Uyarı amaçlı bacağından vurulan Yaman, acı içinde kıvranarak bir tanıdığının özel hastanesine gidebilmiş, hayati tehlikesi olmadan paçayı sıyırabilmişti.

Odada yalnız kalan Çirpanlı "Seni mahvedeceğim Çetin! Yemin ederim seni mahvedeceğim!" diye homurdanıyordu intikam yemini ederek. Çok geçmeden kapı çalınca içeri adamlarından biri girdi ve ona verilecek olan emri can kulağı ile dinlemeye başladı.

Yaman öfkeyle "Eğer yaşamak istiyorsanız bana o Çetin'i hiç kimse görmeden getirin. Hatta Meriç'in kuzeni olan Bora'yı da paketleyin. İkisini de şehir dışındaki depoya götürün ve etkisiz hale getirin. Sonra neler olacağını hepimiz göreceğiz!" diye emirler yağdırdıktan sonra takım elbiseli adam zaman kaybetmeden odadan çıktı.

"Şu hayatta tek bir kişiyi sevdim, onu da senin ellerine bırakmayacağım!" dedi Yaman bir taraftan kararlılıka gözlerini kısıp, diğer taraftan da ağrıyan bacağını tutarak.

***

"Şirketteki yeni odanıza ve pozisyonunuza hayırlı olsuna kahve içmeye geldim CEO Bey hah." dedi Meriç eşinin odasına girer girmez.

"Hoş geldiniz Meriç Bey. Bir hissedar olarak çok havalı göründüğünüzü belirtmek isterim. Ayrıca kahvenizi de hemen söylüyorum." dedi Çetin ve ofis telefonunu eline alarak iki kahve rica etti.

"Çok teşekkürler, kahvenin yanına tatlı bir şeyler de olursa lokum falan süper olur." dedi Meriç ancak Çetin ona pek de onaylayan bir bakış atmamıştı.

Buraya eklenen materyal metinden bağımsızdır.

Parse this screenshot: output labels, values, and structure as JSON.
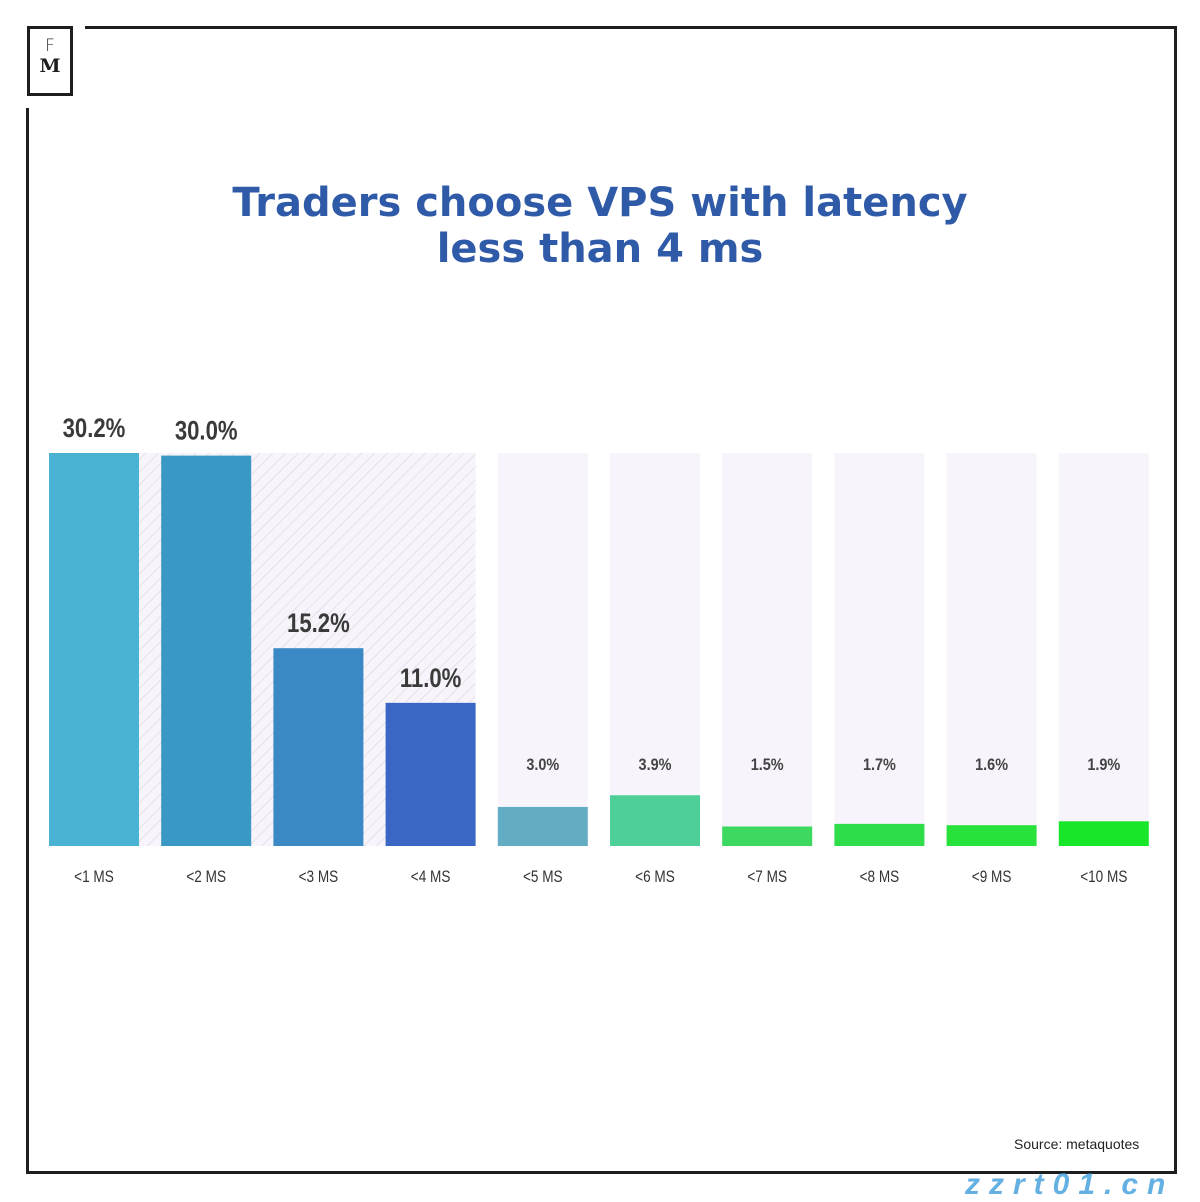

Fakat sarışın oğlan üsteleyerek "Söyle söyle! Lokum da söyle, canım çekti. Aldığımız intikamla en az bir kilo vermişimdir." diye diretti ve isteği yerine getirilince mutlu oldu.

Koltuğa yerleştikten sonra "Yalnız ablan nasıl mosmor oldu?! Ben mor renginin bu tonunu ressam paletlerinde bile görmedim hah." dedi Meriç keyifle gülerek.

Çetin de küçük bir kahkaha patlattıktan sonra "Bizimle uğraşmamayı öğrenecekler!" dedi gözlerini eşinden ayırmadan.

Eşinin ona doğru gelişini izlerken "Sahi sen Yaman'a ne yapacağından hiç bahsetmedin... O ne oldu?" diye sordu Meriç merakla.

Çetin ise Meriç'in saçlarına bir öpücük bıraktıktan sonra "O mesele için hiç endişelenme. O herifin icabına baktım ben, artık bizimle uğraşmayacak!" dedi ve eşinin tam karşısında olan tekli koltuğa oturdu.